During the 14-day layoff, Mullen's players were able to condition and work on their skills without supervision, but conditioning and cohesiveness will not be optimal.

"We've missed a whole bunch of practice opportunities," Mullen said.

Depth also will be an issue because the SEC requires infected players to undergo a four-day period easing back into the full practices.

More than two dozen players and a handful of coaches, including Mullen himself, tested positive for COVID-19 during the 10-day period following the Gators' narrow loss Oct. 10 at Texas A&M.

The Gators had a positive test result for the virus as recently as Saturday, Mullen said. The school is scheduled to report updated test results for all UF athletes Tuesday.

Prior to the outbreak, Mullen had praised his program's ability to avoid infections from the highly transmissible virus. But the UF coach said Monday he had harbored concerns about leaving Gainesville to play a game.

Florida emerged from a Week 1 visit to Ole Miss unscathed but was not as fortunate when it is believed two players infected with COVID-19 boarded the team flight to Texas A&M.

"What we're always worried about is when you look at travel, right, and you're going to take our kind of bubbled group that we have," Mullen said. "You look at the environment through the months of July and August and through September: we had very minimal things, so obviously what we were doing was working."

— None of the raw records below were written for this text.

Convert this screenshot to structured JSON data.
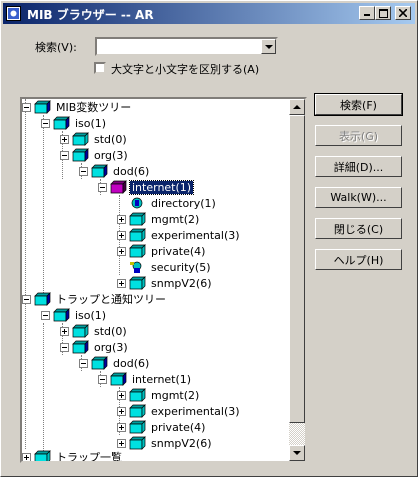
{
  "window": {
    "title": "MIB ブラウザー -- AR"
  },
  "search": {
    "label": "検索(V):",
    "value": "",
    "case_label": "大文字と小文字を区別する(A)",
    "case_checked": false
  },
  "buttons": {
    "search": "検索(F)",
    "display": "表示(G)",
    "details": "詳細(D)...",
    "walk": "Walk(W)...",
    "close": "閉じる(C)",
    "help": "ヘルプ(H)"
  },
  "tree": {
    "mib_root": "MIB変数ツリー",
    "iso": "iso(1)",
    "std": "std(0)",
    "org": "org(3)",
    "dod": "dod(6)",
    "internet": "internet(1)",
    "directory": "directory(1)",
    "mgmt": "mgmt(2)",
    "experimental": "experimental(3)",
    "private": "private(4)",
    "security": "security(5)",
    "snmpv2": "snmpV2(6)",
    "trap_root": "トラップと通知ツリー",
    "t_iso": "iso(1)",
    "t_std": "std(0)",
    "t_org": "org(3)",
    "t_dod": "dod(6)",
    "t_internet": "internet(1)",
    "t_mgmt": "mgmt(2)",
    "t_experimental": "experimental(3)",
    "t_private": "private(4)",
    "t_snmpv2": "snmpV2(6)",
    "trap_list": "トラップ一覧"
  },
  "colors": {
    "cube_cyan": "#00e0e0",
    "cube_blue": "#0000a0",
    "cube_selected": "#c000c0",
    "selection": "#0a246a"
  }
}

The confines of the team plane and bus, along with team meals at the hotel and a significantly smaller visitor locker room, intensified the challenge of social distancing.

"When you add those all up, all of those different combinations, you add that up, and you throw the virus in the middle of it ... you're going to get a spread," Mullen said.

Mullen said he has recovered from COVID-19 after experiencing mild symptoms, along with separation anxiety from his wife and two children.

"I feel pretty good. Rested," he said. "I guess being isolated in your house and not being able to see your family, that was probably a low point."

Mullen said the infected players generally fared well, too.

"We've not had tons of, really, a whole lot of major issues or anything that we've seen be really serious to this point," he said.

Mullen is now focused on how the Gators quickly emerge from the outbreak and find their stride on the field.

Dozens of games have been canceled due to COVID-19.

Some teams have navigated the stops, starts and uncertainty better than others. Fourth-ranked Notre Dame, for example, shut down for two weeks but remains unbeaten and is coming off a 45-3 rout of Pittsburgh.

Mullen is anxious to see how the Gators respond to the challenge.

"It's been two weeks since we've practiced, it'll be three weeks between games," he said. "That's not kind of a normal deal. For us, just getting our guys back into regular game-week routine, we'll try to do that today."